Selasa, 11 Agustus 2009

Acting White: Red-Hair vs. Black-Skin

African-Americans often present the Atlantic slave trade as the end-all-beat-all of human abuse in the last millennium, and this is the reason for the intractableness of black pathologies, violence, crime, etc. With only mixed results, some (including me) have tendered an alternate view of what besets the stolen peoples of the Americas and Africa. In this view, the pain and lasting effects of slavery are more relative to freedom opportunity and perspective lost, and less comparable to competing histories of who done who the more wrong (sic).

The article from the NYT last week (here) on the subject of red-haired people as genetically more resistant to pain-medication, and therefore subject to more pain than others, caught my attention, as a interesting illustration of apples-to-oranges comparisons. What matters is not the knee-jerk argument of who hurts the most among brunettes, blonde's, and red-heads, but rather that red-heads have comparably bad teeth because dentist under-anesthetize them, chasing them away, as a group, from essential dental care.
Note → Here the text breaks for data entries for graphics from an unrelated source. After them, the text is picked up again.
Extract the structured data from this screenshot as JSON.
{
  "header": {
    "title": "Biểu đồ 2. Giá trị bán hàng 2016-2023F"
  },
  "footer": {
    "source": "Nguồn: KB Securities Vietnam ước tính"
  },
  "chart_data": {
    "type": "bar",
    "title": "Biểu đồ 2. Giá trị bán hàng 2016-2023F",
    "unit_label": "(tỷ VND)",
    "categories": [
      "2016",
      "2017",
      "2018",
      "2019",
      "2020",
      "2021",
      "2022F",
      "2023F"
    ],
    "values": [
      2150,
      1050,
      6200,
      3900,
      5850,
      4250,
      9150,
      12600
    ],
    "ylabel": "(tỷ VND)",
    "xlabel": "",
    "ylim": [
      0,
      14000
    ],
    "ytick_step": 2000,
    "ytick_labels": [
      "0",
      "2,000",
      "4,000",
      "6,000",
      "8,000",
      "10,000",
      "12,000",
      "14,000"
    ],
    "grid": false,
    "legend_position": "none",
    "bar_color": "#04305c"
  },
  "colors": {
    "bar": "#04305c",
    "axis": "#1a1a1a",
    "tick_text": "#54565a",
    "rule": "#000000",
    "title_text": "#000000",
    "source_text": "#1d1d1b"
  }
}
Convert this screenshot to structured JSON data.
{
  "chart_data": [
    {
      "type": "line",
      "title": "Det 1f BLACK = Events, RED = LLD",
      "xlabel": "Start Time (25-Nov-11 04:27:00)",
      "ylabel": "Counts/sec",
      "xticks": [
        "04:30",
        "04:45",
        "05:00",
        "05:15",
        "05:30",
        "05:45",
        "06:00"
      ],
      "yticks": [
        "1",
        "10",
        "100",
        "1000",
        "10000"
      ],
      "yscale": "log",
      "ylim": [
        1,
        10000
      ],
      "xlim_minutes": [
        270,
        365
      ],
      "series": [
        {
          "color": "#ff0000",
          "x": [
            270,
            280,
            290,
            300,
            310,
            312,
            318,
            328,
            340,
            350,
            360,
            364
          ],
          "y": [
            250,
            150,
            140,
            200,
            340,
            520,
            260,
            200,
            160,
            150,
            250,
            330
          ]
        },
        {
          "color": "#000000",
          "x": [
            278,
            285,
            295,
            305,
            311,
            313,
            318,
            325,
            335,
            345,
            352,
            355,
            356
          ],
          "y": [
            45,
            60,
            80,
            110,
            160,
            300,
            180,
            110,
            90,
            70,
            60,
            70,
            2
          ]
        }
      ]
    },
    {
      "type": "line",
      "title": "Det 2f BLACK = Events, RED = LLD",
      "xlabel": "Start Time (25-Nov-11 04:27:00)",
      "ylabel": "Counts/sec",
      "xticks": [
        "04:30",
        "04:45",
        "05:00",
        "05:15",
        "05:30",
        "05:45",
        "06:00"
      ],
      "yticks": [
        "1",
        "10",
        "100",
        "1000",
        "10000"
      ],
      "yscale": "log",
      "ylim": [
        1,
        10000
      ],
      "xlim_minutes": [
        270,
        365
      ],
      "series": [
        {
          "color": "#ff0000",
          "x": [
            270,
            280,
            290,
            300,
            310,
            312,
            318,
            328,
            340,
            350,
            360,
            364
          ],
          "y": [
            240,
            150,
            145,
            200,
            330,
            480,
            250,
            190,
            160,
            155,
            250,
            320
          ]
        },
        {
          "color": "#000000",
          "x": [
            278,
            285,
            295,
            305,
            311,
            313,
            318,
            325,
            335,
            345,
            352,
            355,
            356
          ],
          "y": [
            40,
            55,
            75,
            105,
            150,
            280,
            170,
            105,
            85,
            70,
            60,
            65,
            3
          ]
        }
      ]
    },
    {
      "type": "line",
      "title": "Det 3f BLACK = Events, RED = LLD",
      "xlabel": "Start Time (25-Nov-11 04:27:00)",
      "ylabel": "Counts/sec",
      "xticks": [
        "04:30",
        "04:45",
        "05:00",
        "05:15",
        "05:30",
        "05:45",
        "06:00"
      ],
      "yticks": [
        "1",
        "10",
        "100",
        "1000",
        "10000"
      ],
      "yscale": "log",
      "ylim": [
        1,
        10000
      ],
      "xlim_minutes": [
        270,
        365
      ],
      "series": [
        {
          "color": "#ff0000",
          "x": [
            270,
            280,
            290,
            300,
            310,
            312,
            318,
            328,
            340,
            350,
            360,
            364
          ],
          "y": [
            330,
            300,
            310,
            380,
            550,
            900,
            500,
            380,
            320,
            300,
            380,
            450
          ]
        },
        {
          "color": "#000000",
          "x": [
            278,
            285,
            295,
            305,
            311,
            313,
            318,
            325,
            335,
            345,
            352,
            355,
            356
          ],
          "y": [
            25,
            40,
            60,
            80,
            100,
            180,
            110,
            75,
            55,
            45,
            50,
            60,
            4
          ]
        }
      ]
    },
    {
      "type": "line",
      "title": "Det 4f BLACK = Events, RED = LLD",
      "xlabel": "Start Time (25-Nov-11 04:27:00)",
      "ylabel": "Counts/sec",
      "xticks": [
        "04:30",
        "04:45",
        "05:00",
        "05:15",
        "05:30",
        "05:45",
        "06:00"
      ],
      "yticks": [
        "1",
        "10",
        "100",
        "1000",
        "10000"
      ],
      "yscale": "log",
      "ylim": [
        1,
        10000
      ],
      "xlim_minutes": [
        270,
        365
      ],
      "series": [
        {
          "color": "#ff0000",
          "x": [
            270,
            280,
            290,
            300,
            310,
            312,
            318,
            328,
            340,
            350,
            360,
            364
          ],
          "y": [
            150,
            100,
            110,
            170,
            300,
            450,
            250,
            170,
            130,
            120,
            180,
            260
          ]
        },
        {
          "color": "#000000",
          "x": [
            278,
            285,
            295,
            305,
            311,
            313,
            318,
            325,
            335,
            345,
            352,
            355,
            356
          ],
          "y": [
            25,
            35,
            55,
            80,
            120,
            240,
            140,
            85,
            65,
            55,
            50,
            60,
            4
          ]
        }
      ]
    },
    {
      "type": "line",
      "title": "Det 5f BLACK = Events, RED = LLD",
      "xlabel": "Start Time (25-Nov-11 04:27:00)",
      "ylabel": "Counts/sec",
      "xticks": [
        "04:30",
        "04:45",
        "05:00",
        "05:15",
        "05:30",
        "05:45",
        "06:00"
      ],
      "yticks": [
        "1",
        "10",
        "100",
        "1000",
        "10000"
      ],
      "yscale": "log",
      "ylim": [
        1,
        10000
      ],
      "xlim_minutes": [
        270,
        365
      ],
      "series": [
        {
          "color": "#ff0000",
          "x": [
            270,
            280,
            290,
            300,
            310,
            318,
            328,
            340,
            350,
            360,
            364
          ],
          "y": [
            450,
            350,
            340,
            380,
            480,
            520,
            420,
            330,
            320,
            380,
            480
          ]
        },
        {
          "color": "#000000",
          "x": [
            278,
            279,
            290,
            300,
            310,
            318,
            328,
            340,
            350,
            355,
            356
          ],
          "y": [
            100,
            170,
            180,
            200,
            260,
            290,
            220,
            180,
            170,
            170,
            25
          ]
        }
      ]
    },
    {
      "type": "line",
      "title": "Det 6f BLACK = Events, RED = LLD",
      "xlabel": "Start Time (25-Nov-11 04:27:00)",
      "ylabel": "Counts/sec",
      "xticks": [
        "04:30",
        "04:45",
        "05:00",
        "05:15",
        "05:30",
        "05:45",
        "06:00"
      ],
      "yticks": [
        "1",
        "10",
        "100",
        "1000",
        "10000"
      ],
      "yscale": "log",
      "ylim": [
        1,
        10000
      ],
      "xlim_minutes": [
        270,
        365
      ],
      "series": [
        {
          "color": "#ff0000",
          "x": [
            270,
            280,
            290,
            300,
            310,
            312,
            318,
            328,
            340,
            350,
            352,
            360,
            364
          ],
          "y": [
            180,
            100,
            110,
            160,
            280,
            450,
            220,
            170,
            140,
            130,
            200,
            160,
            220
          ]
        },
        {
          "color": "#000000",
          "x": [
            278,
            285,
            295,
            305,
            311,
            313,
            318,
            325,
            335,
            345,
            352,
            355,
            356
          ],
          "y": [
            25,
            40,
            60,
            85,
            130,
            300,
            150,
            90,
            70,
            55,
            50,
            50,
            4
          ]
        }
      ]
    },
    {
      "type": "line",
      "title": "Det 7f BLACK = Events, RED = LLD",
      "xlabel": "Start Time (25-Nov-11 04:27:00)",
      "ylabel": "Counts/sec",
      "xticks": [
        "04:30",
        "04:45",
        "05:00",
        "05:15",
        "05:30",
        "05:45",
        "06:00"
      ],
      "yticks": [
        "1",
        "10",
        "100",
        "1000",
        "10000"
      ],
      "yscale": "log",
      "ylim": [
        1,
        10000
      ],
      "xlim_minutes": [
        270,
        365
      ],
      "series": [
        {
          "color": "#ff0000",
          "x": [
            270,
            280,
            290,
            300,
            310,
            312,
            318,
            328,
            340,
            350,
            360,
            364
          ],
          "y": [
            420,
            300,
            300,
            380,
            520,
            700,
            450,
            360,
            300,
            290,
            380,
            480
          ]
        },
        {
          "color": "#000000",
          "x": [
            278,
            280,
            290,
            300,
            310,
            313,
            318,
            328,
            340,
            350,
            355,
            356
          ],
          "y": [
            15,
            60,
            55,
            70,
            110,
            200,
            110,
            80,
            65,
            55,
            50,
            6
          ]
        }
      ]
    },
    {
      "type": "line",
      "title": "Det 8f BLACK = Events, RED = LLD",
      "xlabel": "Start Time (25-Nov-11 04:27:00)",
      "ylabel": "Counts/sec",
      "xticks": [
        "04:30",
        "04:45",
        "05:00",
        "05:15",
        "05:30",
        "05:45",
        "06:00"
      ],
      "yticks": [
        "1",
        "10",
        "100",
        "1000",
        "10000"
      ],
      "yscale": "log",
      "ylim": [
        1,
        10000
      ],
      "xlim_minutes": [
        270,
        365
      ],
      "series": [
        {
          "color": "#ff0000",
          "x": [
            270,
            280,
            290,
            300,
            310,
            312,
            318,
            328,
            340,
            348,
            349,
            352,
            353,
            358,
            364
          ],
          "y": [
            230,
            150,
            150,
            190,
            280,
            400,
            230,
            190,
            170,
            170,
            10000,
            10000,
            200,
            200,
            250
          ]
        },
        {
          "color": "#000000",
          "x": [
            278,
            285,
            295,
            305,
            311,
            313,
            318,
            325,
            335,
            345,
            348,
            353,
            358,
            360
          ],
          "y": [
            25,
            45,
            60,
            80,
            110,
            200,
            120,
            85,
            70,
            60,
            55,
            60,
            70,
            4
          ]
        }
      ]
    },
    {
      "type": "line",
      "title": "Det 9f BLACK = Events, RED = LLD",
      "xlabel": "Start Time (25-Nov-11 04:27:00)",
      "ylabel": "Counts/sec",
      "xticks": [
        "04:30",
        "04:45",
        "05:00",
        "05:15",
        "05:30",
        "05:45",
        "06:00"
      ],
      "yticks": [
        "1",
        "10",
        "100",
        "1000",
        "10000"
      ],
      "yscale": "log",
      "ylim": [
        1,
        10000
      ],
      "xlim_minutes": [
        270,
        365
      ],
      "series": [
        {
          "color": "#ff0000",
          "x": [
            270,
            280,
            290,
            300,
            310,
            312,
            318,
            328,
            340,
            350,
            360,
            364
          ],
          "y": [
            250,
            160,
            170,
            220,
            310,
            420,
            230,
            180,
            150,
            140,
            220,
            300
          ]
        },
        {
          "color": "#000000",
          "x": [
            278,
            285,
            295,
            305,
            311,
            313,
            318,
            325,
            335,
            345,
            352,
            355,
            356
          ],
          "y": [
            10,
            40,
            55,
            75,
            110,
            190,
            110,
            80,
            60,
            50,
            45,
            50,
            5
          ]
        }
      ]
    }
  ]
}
Many African-Americans make the case for special dispensation and compensation, because of how inhumane slavery in the Americas was to blacks, compared to some standard in history, rather than looking at the specific plight of blacks and saying, “what does this group need in order to prosper?” What blacks do not need is more pity, but this is what the often-heard mode of complaint suggests. There is nothing intractable about black pathologies, except the insidious re-application of so-called solutions, better designed to keep people down rather than help them up.

We are living an explosion of fatherless kids because the government rewards such behavior. Schools, as hideouts for bum-teachers and dead-ass parents, have been promoting kids for years who can barely read or add, only to now coach them directly to the tests. Trade jobs are gone to China, as Americans hunger like addicts for more and cheaper consumable goods, to numb themselves to the debt required to pay for them. Sorry folks, it ain’t about who’s slavery was worse, but rather from politicians on down, it is really about who is pitchin’ in to make things for themselves and others - better.